Dr. Michael O’Connor, administrator of critical care medicine, called the team’s success “truly remarkable. At one point, lands department had 137 COVID-1 9 cases, but only 27 are currently in ventilators. “The medical personnel has avoided mechanical ventilation on 40% of patients, and extubated 50% of those who needed ventilators, O’Connor said in a news release. “It’s a stupendous quantity, because in Italy, the number of extubations was much lower.”1 5
The team has also been mixing the use of HFNCs with prone positioning, another alternative treatment that’s shown promise for treating COVID-1 9. Lying in the prone( face down) berth, in which your dresser is down and your back is up, has been shown to improve outcomes in parties with severe ARDS, 16 and oxygenation tends to be significantly better among patients in the prone stance compared to the supine( face up) caste. 17
A study of critically ill COVID-1 9 cases in China’s Jiangsu Province recommended the use of awake prone positioning, which, the researchers memo, “showed significant effects in improving oxygenation and pulmonary heterogeneity.”1 8P TAGEND
It’s too been suggested that the physiological alters that occur with prone slotting may be even more favorable in spontaneously breathing patients than in those who are intubated.
A 2003 study encountered, in fact, that the prone arrange led to a rapid increase in partial pressure of oxygen, or PaO2, which is a measure of how well oxygen moves from the lungs to the blood, among cases with respiratory omission. 19 All of individual patients in the study were able to avoid mechanical ventilation.
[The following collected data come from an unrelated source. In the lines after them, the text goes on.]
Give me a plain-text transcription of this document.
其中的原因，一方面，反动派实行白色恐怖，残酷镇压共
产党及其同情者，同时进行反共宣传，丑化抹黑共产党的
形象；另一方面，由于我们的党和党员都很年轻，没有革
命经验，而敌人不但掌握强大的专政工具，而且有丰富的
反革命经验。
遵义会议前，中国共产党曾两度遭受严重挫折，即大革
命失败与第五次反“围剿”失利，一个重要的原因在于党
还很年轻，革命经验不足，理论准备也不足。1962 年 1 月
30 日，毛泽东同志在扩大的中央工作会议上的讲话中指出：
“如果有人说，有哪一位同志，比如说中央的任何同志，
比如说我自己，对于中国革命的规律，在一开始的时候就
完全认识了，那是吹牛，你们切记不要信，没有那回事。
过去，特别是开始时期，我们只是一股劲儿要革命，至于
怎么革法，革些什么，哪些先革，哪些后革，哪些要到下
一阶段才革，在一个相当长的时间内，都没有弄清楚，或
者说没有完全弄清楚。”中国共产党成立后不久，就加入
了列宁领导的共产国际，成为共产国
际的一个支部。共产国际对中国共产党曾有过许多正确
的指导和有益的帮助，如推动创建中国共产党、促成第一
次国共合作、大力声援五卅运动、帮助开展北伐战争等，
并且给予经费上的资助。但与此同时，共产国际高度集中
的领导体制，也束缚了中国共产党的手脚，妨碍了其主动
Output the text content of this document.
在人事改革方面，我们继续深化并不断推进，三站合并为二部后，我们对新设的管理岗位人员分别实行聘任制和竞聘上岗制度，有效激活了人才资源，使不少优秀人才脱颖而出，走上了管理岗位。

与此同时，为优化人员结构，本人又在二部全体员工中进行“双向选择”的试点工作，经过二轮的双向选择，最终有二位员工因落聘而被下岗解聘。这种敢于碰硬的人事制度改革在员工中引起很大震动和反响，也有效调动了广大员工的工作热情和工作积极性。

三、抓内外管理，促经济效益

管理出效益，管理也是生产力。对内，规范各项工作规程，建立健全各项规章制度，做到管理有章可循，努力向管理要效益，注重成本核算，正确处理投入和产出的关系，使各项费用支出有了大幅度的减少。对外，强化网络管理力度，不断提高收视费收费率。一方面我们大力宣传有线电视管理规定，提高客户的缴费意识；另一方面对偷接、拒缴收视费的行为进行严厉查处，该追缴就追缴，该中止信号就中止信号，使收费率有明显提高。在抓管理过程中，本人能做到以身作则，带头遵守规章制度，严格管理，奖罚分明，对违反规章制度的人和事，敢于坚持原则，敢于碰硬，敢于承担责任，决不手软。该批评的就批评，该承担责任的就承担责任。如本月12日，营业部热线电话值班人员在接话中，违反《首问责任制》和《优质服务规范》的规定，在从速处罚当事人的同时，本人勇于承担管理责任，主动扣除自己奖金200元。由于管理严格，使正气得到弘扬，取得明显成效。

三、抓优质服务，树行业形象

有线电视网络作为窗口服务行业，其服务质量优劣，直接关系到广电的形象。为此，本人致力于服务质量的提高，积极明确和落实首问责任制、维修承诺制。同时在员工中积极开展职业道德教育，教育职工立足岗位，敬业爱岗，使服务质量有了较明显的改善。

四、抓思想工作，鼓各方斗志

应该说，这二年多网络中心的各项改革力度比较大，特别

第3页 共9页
Dr. Thomas Spiegel, medical director of UChicago Medicine’s emergency department, said, “The proning and the high-flow nasal cannulas mixed have brought patient oxygen levels from all over 40% to 80% and 90%, so it’s been mesmerizing and wonderful to see.”2 0
The UChicago Medicine team is using an approach they’ve dubbed “prevent the ventilate, ” which involves exploiting mechanical ventilation only as a last resort. “Avoiding intubation is key, ” Spiegel said. “Most of our colleagues around the city are not doing this, but I sure wish other ERs would take a look at this procedure closely.”2 1
Hyperbaric Oxygen Therapy May Prevent Mechanical Ventilation
Hyperbaric oxygen therapy( HBOT ) is another treatment adjunct being explored against severe COVID-1 9. It makes by render 100% oxygen in a pressurized chamber, which allows your body to assimilate oxygen instantly into your materials. Since there’s no airflow being coerced instantly into the lungs, it doesn’t cause the lung damage that mechanical breathing can.
Dr. Kelly Thibodeaux with Opelousas General Hospital in Louisiana, which has a hyperbaric hub, announced HBOT “a less invasive way to deliver oxygen that doesn’t compel lodging a tube down the trachea.”2 2
Thibodeaux and collaborators asked, “Once intubated, fatality advances exponentially.”2 3 They’ve been deploying off-label compassionate use of HBOT as an alternative for patients that would otherwise have necessitated ventilation, with promising causes. In a client streak of five patients, “dramatic improvement” was encountered with HBOT. According to the article 😛 TAGEND
“All the patients recovered without the need for mechanical breathing. Following HBOT, oxygen saturation increased, tachypnea[ rapid breathing] resolved and inflammatory markers came.
At the time of writing, three of the five cases ought to have exhausted from the hospital and two remain in stable condition … Most importantly, HBOT potentially avoided the need for mechanical ventilation.”2 4
Ongoing research will be needed to determine the best course of action for individual COVID-1 9 suits, but it appears that starting with the least invasive options is beneficial in the majority of cases, while an increase of specialists are advising against mechanical breathing whenever possible.